A move 20 years in the making, British watchmaker Bremont has announced its first fully and credibly “made-in-England” movement. Not just a milestone for the brand, the release marks a welcomed return to the manufacturing world for a country that was once considered the epicentre of horology. So what’s behind the move and why should you care?
From the outside, the new Bremont Longitude LE Collection looks surprisingly unremarkable. Sure, the three 40mm watches are undeniably stylish and presumably well-made, but that’s not out of the ordinary for Bremont, in fact, it’s what we’ve come to expect from the UK-based business. The automatic movements offer a few complications, such as a power reserve indicator (65 hours) and a digital date display. But peering beneath the surface, Bremont’s new collection suggests there is more to be found.
Turn it over to gaze through the caseback and the architecture of the Bremont ENG376 can really be appreciated. The 22 jewelled movement features a silicon escapement, a custom balance bridge, which supports the balance wheel assembly.
Nick English, Bremont co-founder said that from 2022, the new ENG300 series will be certified to a chronometer standard in-house with the new Bremont H1 Timing Standard, which he claims is directly comparable to the ISO3159:2009 Chronometer test.

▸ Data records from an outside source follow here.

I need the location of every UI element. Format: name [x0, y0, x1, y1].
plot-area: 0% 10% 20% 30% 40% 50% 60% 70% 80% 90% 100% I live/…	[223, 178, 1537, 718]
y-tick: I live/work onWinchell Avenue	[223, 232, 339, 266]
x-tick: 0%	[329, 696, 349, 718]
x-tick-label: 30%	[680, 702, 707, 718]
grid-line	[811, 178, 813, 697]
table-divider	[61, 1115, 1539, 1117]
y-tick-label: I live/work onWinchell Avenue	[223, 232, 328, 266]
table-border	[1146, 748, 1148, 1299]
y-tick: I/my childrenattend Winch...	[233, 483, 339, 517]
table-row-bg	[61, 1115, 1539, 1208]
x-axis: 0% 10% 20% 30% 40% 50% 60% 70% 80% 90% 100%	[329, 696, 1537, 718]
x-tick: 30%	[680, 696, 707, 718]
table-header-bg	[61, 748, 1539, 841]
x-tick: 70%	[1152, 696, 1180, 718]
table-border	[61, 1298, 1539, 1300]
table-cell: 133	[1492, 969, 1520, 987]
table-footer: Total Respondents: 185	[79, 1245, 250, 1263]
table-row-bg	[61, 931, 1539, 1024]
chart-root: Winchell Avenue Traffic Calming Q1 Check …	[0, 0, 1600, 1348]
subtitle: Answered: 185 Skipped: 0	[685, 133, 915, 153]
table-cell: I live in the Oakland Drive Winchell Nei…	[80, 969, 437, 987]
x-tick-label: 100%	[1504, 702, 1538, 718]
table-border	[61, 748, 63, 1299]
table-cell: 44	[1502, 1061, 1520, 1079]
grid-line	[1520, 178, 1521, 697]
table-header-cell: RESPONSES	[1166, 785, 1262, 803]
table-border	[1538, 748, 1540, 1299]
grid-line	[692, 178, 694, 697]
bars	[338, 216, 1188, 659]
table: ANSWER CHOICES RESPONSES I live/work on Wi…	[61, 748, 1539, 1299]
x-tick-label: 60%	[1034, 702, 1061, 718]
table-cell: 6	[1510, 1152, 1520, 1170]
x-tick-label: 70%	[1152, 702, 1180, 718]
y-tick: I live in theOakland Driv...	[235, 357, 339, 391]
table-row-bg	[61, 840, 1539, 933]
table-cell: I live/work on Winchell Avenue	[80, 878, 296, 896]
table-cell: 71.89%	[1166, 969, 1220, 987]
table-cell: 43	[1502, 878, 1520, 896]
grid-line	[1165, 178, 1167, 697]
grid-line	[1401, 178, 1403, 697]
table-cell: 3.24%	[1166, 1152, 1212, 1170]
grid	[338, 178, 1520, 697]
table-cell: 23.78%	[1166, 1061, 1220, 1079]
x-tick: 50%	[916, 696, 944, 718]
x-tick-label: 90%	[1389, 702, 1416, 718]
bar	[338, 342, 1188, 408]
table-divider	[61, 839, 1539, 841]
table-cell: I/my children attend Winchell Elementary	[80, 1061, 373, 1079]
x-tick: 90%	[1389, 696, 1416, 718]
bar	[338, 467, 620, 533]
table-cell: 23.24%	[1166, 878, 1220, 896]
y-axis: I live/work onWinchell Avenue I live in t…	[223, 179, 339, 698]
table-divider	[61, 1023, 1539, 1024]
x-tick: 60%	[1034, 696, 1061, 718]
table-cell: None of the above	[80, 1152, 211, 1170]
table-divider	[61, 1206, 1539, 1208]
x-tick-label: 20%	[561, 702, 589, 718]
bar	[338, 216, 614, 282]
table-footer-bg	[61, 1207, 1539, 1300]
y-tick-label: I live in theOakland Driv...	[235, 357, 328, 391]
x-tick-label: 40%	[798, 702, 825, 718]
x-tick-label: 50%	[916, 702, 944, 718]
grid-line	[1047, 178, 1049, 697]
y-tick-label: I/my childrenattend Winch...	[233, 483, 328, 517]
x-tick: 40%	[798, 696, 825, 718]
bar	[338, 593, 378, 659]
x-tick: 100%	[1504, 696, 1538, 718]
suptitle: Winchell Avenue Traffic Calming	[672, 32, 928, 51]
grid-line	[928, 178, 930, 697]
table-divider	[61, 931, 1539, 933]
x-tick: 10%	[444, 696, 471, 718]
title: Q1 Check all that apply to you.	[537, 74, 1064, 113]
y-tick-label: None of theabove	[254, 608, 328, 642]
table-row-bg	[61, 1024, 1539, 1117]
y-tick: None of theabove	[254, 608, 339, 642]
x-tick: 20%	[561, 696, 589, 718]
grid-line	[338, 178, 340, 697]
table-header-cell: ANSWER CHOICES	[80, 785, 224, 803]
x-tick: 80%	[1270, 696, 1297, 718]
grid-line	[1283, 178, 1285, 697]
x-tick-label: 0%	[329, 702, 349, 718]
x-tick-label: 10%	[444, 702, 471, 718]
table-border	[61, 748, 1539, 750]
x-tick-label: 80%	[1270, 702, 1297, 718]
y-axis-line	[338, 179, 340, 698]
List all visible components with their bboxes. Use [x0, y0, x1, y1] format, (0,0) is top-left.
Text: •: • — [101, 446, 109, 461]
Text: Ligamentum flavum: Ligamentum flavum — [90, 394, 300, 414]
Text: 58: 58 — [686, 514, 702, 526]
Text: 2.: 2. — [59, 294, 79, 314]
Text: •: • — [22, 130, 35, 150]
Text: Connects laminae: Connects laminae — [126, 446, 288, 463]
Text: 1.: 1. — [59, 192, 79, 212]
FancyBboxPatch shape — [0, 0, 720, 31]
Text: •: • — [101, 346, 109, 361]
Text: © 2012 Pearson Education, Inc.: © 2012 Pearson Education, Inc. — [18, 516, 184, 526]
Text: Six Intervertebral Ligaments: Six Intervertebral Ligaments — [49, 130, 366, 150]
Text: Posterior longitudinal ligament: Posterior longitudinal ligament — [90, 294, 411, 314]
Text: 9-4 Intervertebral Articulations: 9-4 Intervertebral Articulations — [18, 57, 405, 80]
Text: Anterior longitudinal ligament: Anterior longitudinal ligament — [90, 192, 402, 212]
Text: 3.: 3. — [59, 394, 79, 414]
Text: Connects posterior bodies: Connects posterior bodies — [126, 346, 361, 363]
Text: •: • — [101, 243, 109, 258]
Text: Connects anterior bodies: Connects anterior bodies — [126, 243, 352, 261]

“It has been a huge undertaking, but we have fulfilled a critical part of our early vision when we started Bremont in 2002. Very few watch companies around the world manufacture their own movement components and do their own T0 assembly,” English said. “The ENG300 movement is designed for production line assembly and will offer a very high specification for the price point. To be able to manufacture a movement that we own in the UK is a wonderful thing for Bremont and British watchmaking.”
For the industry at large, the Bremont Made in England movement is the fulfilment of a promise. Since the very beginning, the business has held the lofty goal of resurrecting English watchmaking, namely that of , John Harrison’s marine chronometer. As Gear Patrol rightly points out, Bremont partnered with the Royal Observatory, “going so far as to melt down brass that marks the exact meridian line and incorporate it into the watches’ case backs”. The new dials feature a red line as a nod to the connection and the red, circular power reserve indicator refers to the ball on top of the observatory that drops on the hour and to which sailors would set their watches.
The first to house the ENG376 movement, the new Bremont Longitude LE Collection sees a very exclusive run of 150 stainless steel pieces priced at AUD$27,995, with 75 rose gold watches at AUD$39,494 and 75 white models valued at AUD$41,495 available. It’s a small price to pay for a piece of British manufacturing history.